Oil markets are whipsawing like a caffeinated trader on a Red Bull binge, and the reason is simple: nobody knows if this ceasefire is real.
Yesterday, oil crashed 16% on optimism that the U.S.-Iran ceasefire would reopen the Strait of Hormuz and restore normal tanker traffic. Today, oil is back near $99 a barrel because, surprise, the ceasefire isn't working as advertised.
Here's what's actually happening. The ceasefire was announced 36 hours ago, but both sides are already arguing about what they agreed to. Trump says the Strait of Hormuz should be completely open. Iran says ships can only pass with IRGC coordination. Those aren't two versions of the same deal, those are two completely different deals.
Meanwhile, over 400 tankers are sitting anchored in the Persian Gulf, waiting for clearance that hasn't come. That's not a minor supply disruption, that's a fifth of the world's oil shipments stuck in limbo.
Then there's the Lebanon problem. Pakistan says Lebanon was included in the ceasefire. The U.S. says it wasn't. Israel says it fully supports the deal, then launched its largest airstrike on Lebanon since the war started. You can't make this up.
What does this mean for investors?
Oil is trading headlines, not fundamentals. Every time there's optimism, oil drops. Every time that optimism falls apart, oil spikes. This isn't a supply-demand story anymore, it's a geopolitical guessing game.

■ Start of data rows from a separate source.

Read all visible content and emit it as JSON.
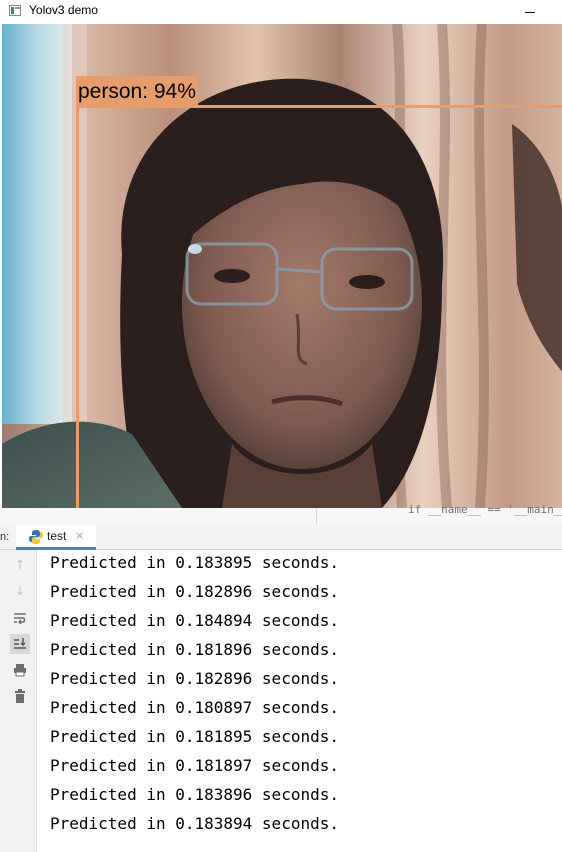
{
  "window": {
    "title": "Yolov3 demo"
  },
  "detection": {
    "label": "person: 94%",
    "box_color": "#e79c6c"
  },
  "editor": {
    "code_snippet": "if __name__ == '__main__'"
  },
  "run_panel": {
    "prefix": "n:",
    "tab_label": "test",
    "tab_close": "×",
    "toolbar_icons": [
      "arrow-up-icon",
      "arrow-down-icon",
      "soft-wrap-icon",
      "scroll-to-end-icon",
      "print-icon",
      "trash-icon"
    ]
  },
  "console": {
    "lines": [
      "Predicted in 0.183895 seconds.",
      "Predicted in 0.182896 seconds.",
      "Predicted in 0.184894 seconds.",
      "Predicted in 0.181896 seconds.",
      "Predicted in 0.182896 seconds.",
      "Predicted in 0.180897 seconds.",
      "Predicted in 0.181895 seconds.",
      "Predicted in 0.181897 seconds.",
      "Predicted in 0.183896 seconds.",
      "Predicted in 0.183894 seconds."
    ]
  }
}
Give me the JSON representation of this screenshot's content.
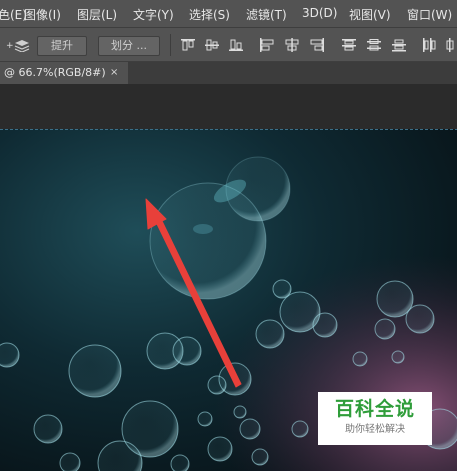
{
  "menu": {
    "items": [
      "色(E)",
      "图像(I)",
      "图层(L)",
      "文字(Y)",
      "选择(S)",
      "滤镜(T)",
      "3D(D)",
      "视图(V)",
      "窗口(W)"
    ]
  },
  "options": {
    "lift_label": "提升",
    "divide_label": "划分 ..."
  },
  "document": {
    "tab_title": "@ 66.7%(RGB/8#)",
    "close_glyph": "×"
  },
  "watermark": {
    "title": "百科全说",
    "subtitle": "助你轻松解决"
  },
  "colors": {
    "arrow": "#e8403a",
    "watermark_green": "#2f9d3a",
    "panel": "#535353"
  }
}
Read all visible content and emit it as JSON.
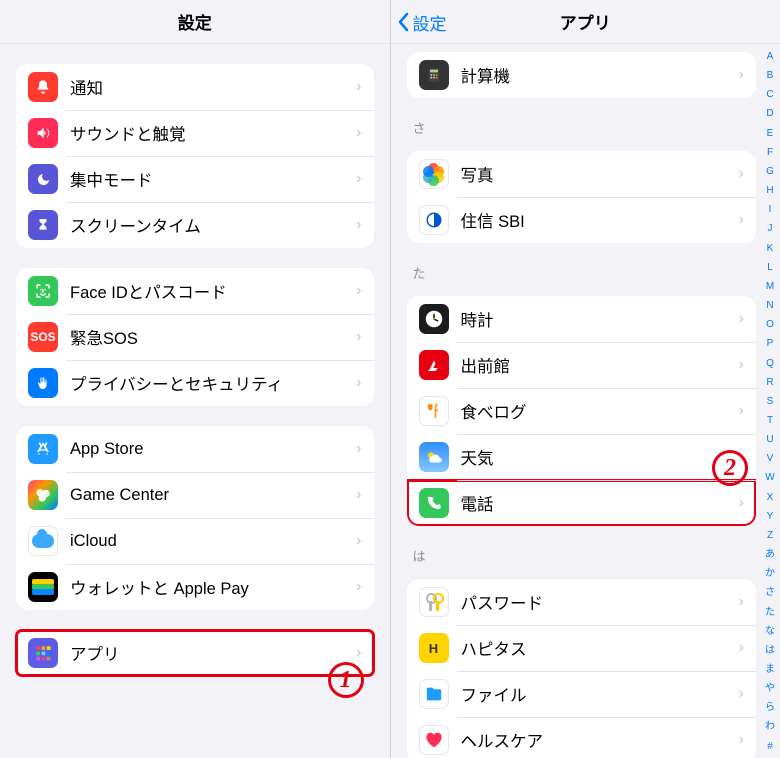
{
  "left": {
    "title": "設定",
    "groups": [
      {
        "rows": [
          {
            "id": "notifications",
            "label": "通知",
            "icon": "bell"
          },
          {
            "id": "sound",
            "label": "サウンドと触覚",
            "icon": "sound"
          },
          {
            "id": "focus",
            "label": "集中モード",
            "icon": "focus"
          },
          {
            "id": "screentime",
            "label": "スクリーンタイム",
            "icon": "screen"
          }
        ]
      },
      {
        "rows": [
          {
            "id": "faceid",
            "label": "Face IDとパスコード",
            "icon": "faceid"
          },
          {
            "id": "sos",
            "label": "緊急SOS",
            "icon": "sos"
          },
          {
            "id": "privacy",
            "label": "プライバシーとセキュリティ",
            "icon": "privacy"
          }
        ]
      },
      {
        "rows": [
          {
            "id": "appstore",
            "label": "App Store",
            "icon": "appstore"
          },
          {
            "id": "gamecenter",
            "label": "Game Center",
            "icon": "gc"
          },
          {
            "id": "icloud",
            "label": "iCloud",
            "icon": "icloud"
          },
          {
            "id": "wallet",
            "label": "ウォレットと Apple Pay",
            "icon": "wallet"
          }
        ]
      },
      {
        "rows": [
          {
            "id": "apps",
            "label": "アプリ",
            "icon": "apps",
            "highlight": true
          }
        ]
      }
    ],
    "callout": "1"
  },
  "right": {
    "title": "アプリ",
    "back_label": "設定",
    "sections": [
      {
        "label": null,
        "rows": [
          {
            "id": "calc",
            "label": "計算機",
            "icon": "calc"
          }
        ]
      },
      {
        "label": "さ",
        "rows": [
          {
            "id": "photos",
            "label": "写真",
            "icon": "photos"
          },
          {
            "id": "sbi",
            "label": "住信 SBI",
            "icon": "sbi"
          }
        ]
      },
      {
        "label": "た",
        "rows": [
          {
            "id": "clock",
            "label": "時計",
            "icon": "clock"
          },
          {
            "id": "demae",
            "label": "出前館",
            "icon": "demae"
          },
          {
            "id": "tabelog",
            "label": "食べログ",
            "icon": "tabelog"
          },
          {
            "id": "weather",
            "label": "天気",
            "icon": "weather"
          },
          {
            "id": "phone",
            "label": "電話",
            "icon": "phone",
            "highlight": true
          }
        ]
      },
      {
        "label": "は",
        "rows": [
          {
            "id": "passwords",
            "label": "パスワード",
            "icon": "passwd"
          },
          {
            "id": "hapitas",
            "label": "ハピタス",
            "icon": "hapitas"
          },
          {
            "id": "files",
            "label": "ファイル",
            "icon": "files"
          },
          {
            "id": "health",
            "label": "ヘルスケア",
            "icon": "health"
          }
        ]
      }
    ],
    "callout": "2",
    "index_rail": [
      "A",
      "B",
      "C",
      "D",
      "E",
      "F",
      "G",
      "H",
      "I",
      "J",
      "K",
      "L",
      "M",
      "N",
      "O",
      "P",
      "Q",
      "R",
      "S",
      "T",
      "U",
      "V",
      "W",
      "X",
      "Y",
      "Z",
      "あ",
      "か",
      "さ",
      "た",
      "な",
      "は",
      "ま",
      "や",
      "ら",
      "わ",
      "#"
    ]
  }
}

I pulled up energy stocks in my screener after yesterday's 16% crash, and the technical signals hadn't broken. That told me the market didn't believe the rally was real. Sure enough, oil bounced back within 24 hours.
The bigger issue: the Strait of Hormuz handles roughly 20% of global oil shipments. Even if there's no actual shortage, the of disruption is enough to keep prices elevated. Oil traders aren't pricing in what's happening today, they're pricing in what could happen tomorrow.